La Belle Époque, aquella indefinida edad de la inocencia que abarca el último decenio del siglo XIX y los primeros 14 años del siglo XX, adquirió la condición de arquetipo de la felicidad. Para los europeos sitiados por la tragedia de la guerra, la Belle Époque tuvo mucho de paraíso perdido, de seguridad garantizada, de progreso ilimitado, de hegemonía política -el modelo imperial- no discutida por nadie. El grito (1893), del pintor noruego Edvard Munch, tiene algo de premonitorio, de anticipatorio, como si el artista adivinara que la tragedia se cuece entre bastidores, pero cuando la obra estuvo terminada, pocos hubiesen apostado que 20 años después estallaría la hecatombe. Por el contrario, en el tránsito de un siglo a otro, el aire estuvo contaminado por un ambiente de euforia, y solo una minoría compartió con el francés Émile Zola la pesadumbre por «horribles días de confusión moral», que el escritor vio simbolizados en el caso Dreyfus a partir de 1894.
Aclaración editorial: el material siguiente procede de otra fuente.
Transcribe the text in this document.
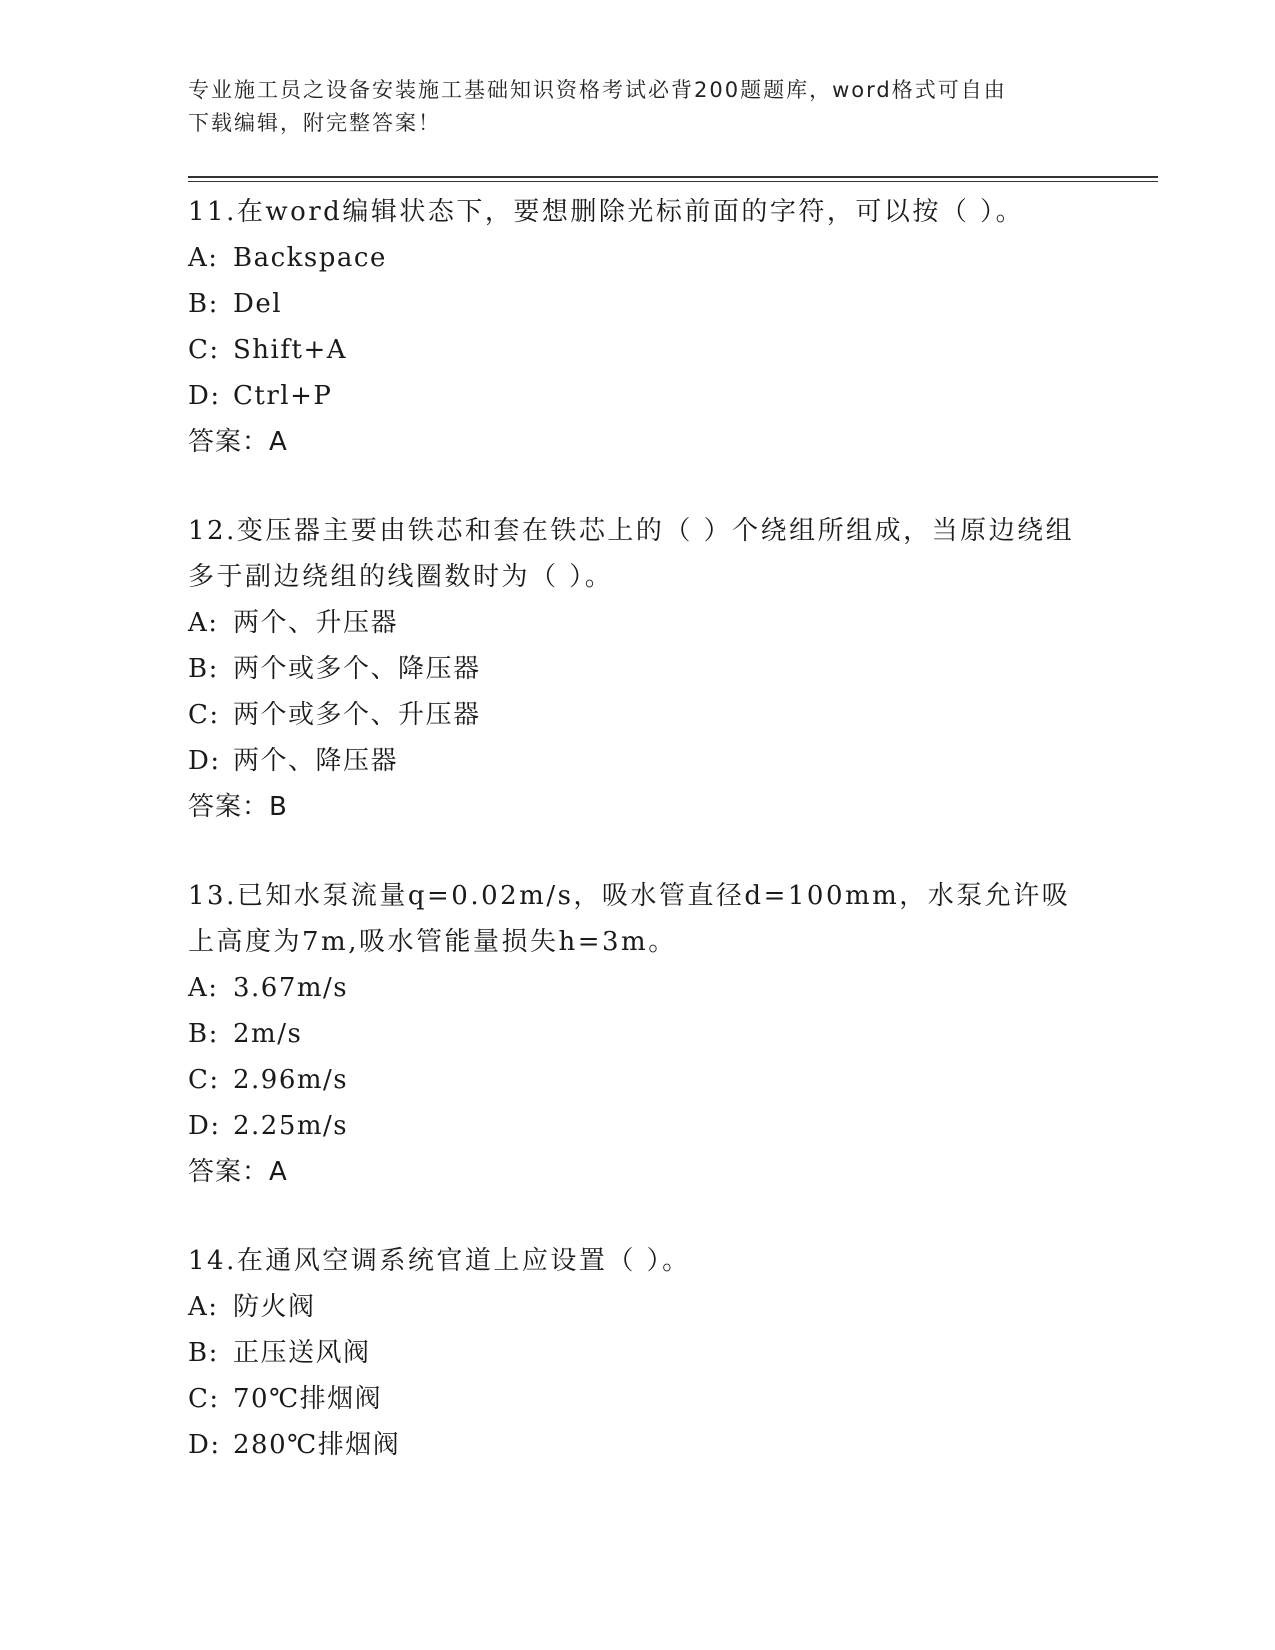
专业施工员之设备安装施工基础知识资格考试必背200题题库，word格式可自由
下载编辑，附完整答案！

11.在word编辑状态下，要想删除光标前面的字符，可以按（ ）。

A: Backspace

B: Del

C: Shift+A

D: Ctrl+P

答案：A

12.变压器主要由铁芯和套在铁芯上的（ ）个绕组所组成，当原边绕组多于副边绕组的线圈数时为（ ）。

A: 两个、升压器

B: 两个或多个、降压器

C: 两个或多个、升压器

D: 两个、降压器

答案：B

13.已知水泵流量q=0.02m/s，吸水管直径d=100mm，水泵允许吸上高度为7m,吸水管能量损失h=3m。

A: 3.67m/s

B: 2m/s

C: 2.96m/s

D: 2.25m/s

答案：A

14.在通风空调系统官道上应设置（ ）。

A: 防火阀

B: 正压送风阀

C: 70℃排烟阀

D: 280℃排烟阀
Las lámparas que se apagan

Todo cambió cuando tomaron la palabra las armas. El mismo día en que el Reino Unido declaró la guerra a Alemania, el secretario del Foreign Office, Edward Grey, dijo: «Las lámparas se apagan en toda Europa. No volveremos a verlas encendidas antes de morir». La autobiografía de Stefan Zweig, publicada en 1944, dos años después del suicidio del escritor, se titula significativamente El mundo de ayer, culminación de su larga y permanente reflexión sobre el final de una época en la que «ninguna crisis parecía tan importante como para romper el orden de nuestras vidas». Karl Kraus escribió su sátira Los últimos días de la humanidad con el alma cargada de amarga ironía.
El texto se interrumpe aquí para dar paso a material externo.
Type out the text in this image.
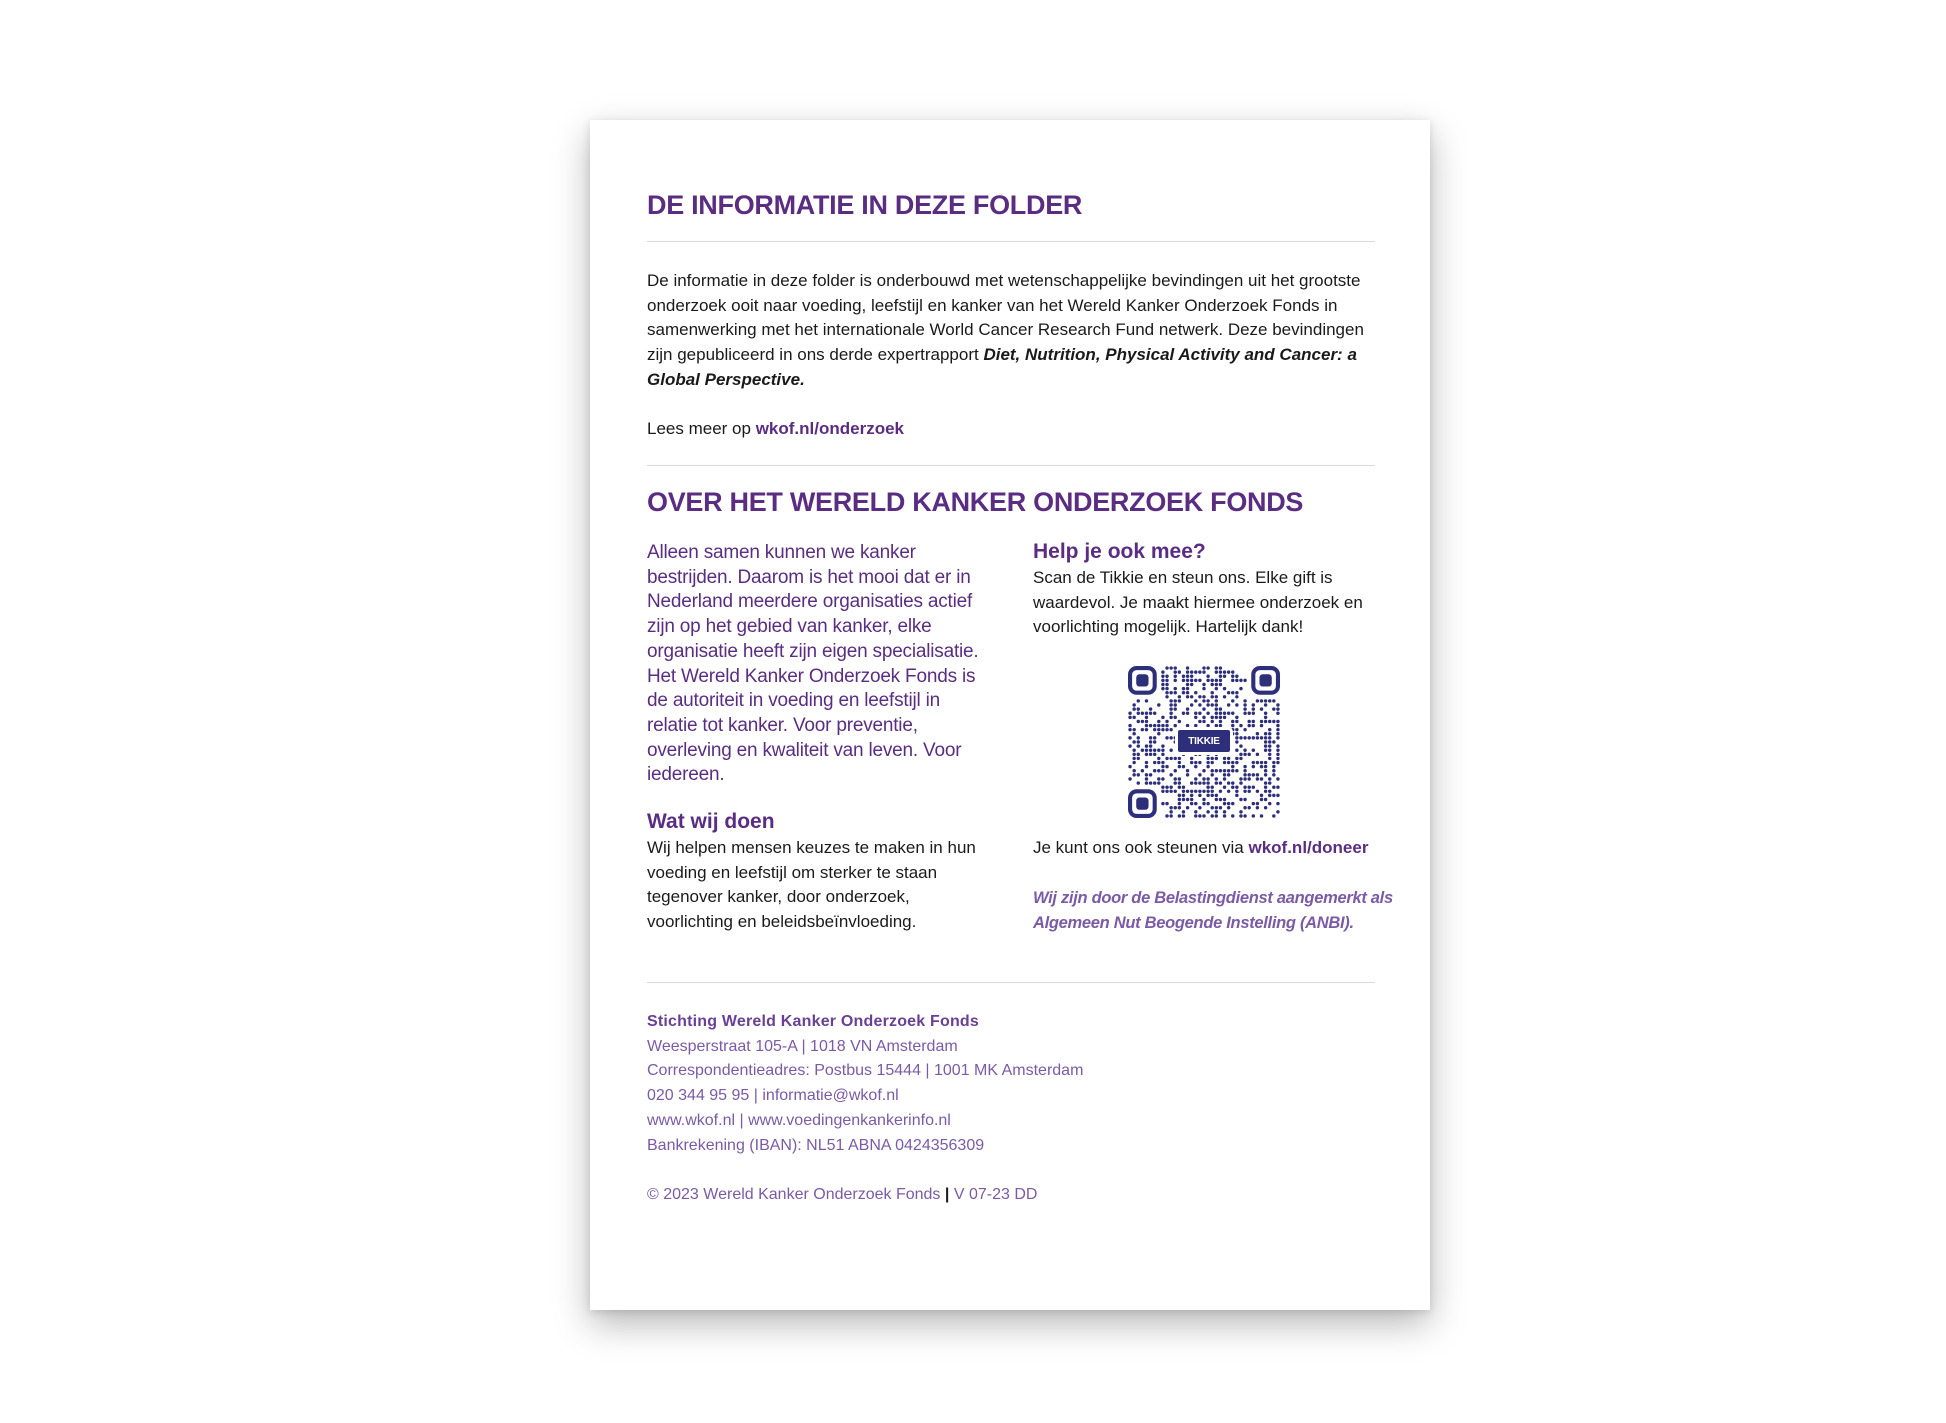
DE INFORMATIE IN DEZE FOLDER
De informatie in deze folder is onderbouwd met wetenschappelijke bevindingen uit het grootste onderzoek ooit naar voeding, leefstijl en kanker van het Wereld Kanker Onderzoek Fonds in samenwerking met het internationale World Cancer Research Fund netwerk. Deze bevindingen zijn gepubliceerd in ons derde expertrapport Diet, Nutrition, Physical Activity and Cancer: a Global Perspective.
Lees meer op wkof.nl/onderzoek
OVER HET WERELD KANKER ONDERZOEK FONDS
Alleen samen kunnen we kanker bestrijden. Daarom is het mooi dat er in Nederland meerdere organisaties actief zijn op het gebied van kanker, elke organisatie heeft zijn eigen specialisatie. Het Wereld Kanker Onderzoek Fonds is de autoriteit in voeding en leefstijl in relatie tot kanker. Voor preventie, overleving en kwaliteit van leven. Voor iedereen.
Wat wij doen
Wij helpen mensen keuzes te maken in hun voeding en leefstijl om sterker te staan tegenover kanker, door onderzoek, voorlichting en beleidsbeïnvloeding.
Help je ook mee?
Scan de Tikkie en steun ons. Elke gift is waardevol. Je maakt hiermee onderzoek en voorlichting mogelijk. Hartelijk dank!
TIKKIE
Je kunt ons ook steunen via wkof.nl/doneer
Wij zijn door de Belastingdienst aangemerkt als Algemeen Nut Beogende Instelling (ANBI).
Stichting Wereld Kanker Onderzoek Fonds
Weesperstraat 105-A | 1018 VN Amsterdam
Correspondentieadres: Postbus 15444 | 1001 MK Amsterdam
020 344 95 95 | informatie@wkof.nl
www.wkof.nl | www.voedingenkankerinfo.nl
Bankrekening (IBAN): NL51 ABNA 0424356309
© 2023 Wereld Kanker Onderzoek Fonds | V 07-23 DD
Pero, ¿hubo una verdadera Belle Époque? Al acudir a las páginas de El hombre sin atributos, la gran novela inacabada que Robert Musil empezó a escribir en 1930, se asiste a la descomposición social del Imperio austro-húngaro, apenas encubierta por el oropel de la corte de Viena. Aunque fuese descrita con posterioridad a la época en que discurre el relato, la existencia de Ulrich, protagonista de la historia, equivale a la parábola de una época con fecha de caducidad.

Atisbo de otra matanza

Cuando Thomas Mann empezó en 1912 La montaña mágica era consciente de que las termitas de la decadencia minaban los cimientos de una Europa satisfecha consigo misma, dirigida por una burguesía autocomplaciente y sentada de espaldas a las tensiones sociales. Aun así, en un primer momento se sintió legitimado para apoyar la efervescencia nacionalista en la Alemania movilizada y agitada por un belicismo irrefrenable. Hoy, al leer la última frase de su gran novela, surge la duda acerca del significado que le quiso dar cuando se publicó en 1924: «¿Será posible que de esa bacanal de la muerte, que también de esta abominable fiebre sin medida que incendia el cielo lluvioso del crepúsculo, surja alguna vez el amor?». Diríase que al escritor le invadió el pesimismo al vislumbrar hacia dónde se encaminaba Europa, condenada de forma irremediable a consumar otra matanza.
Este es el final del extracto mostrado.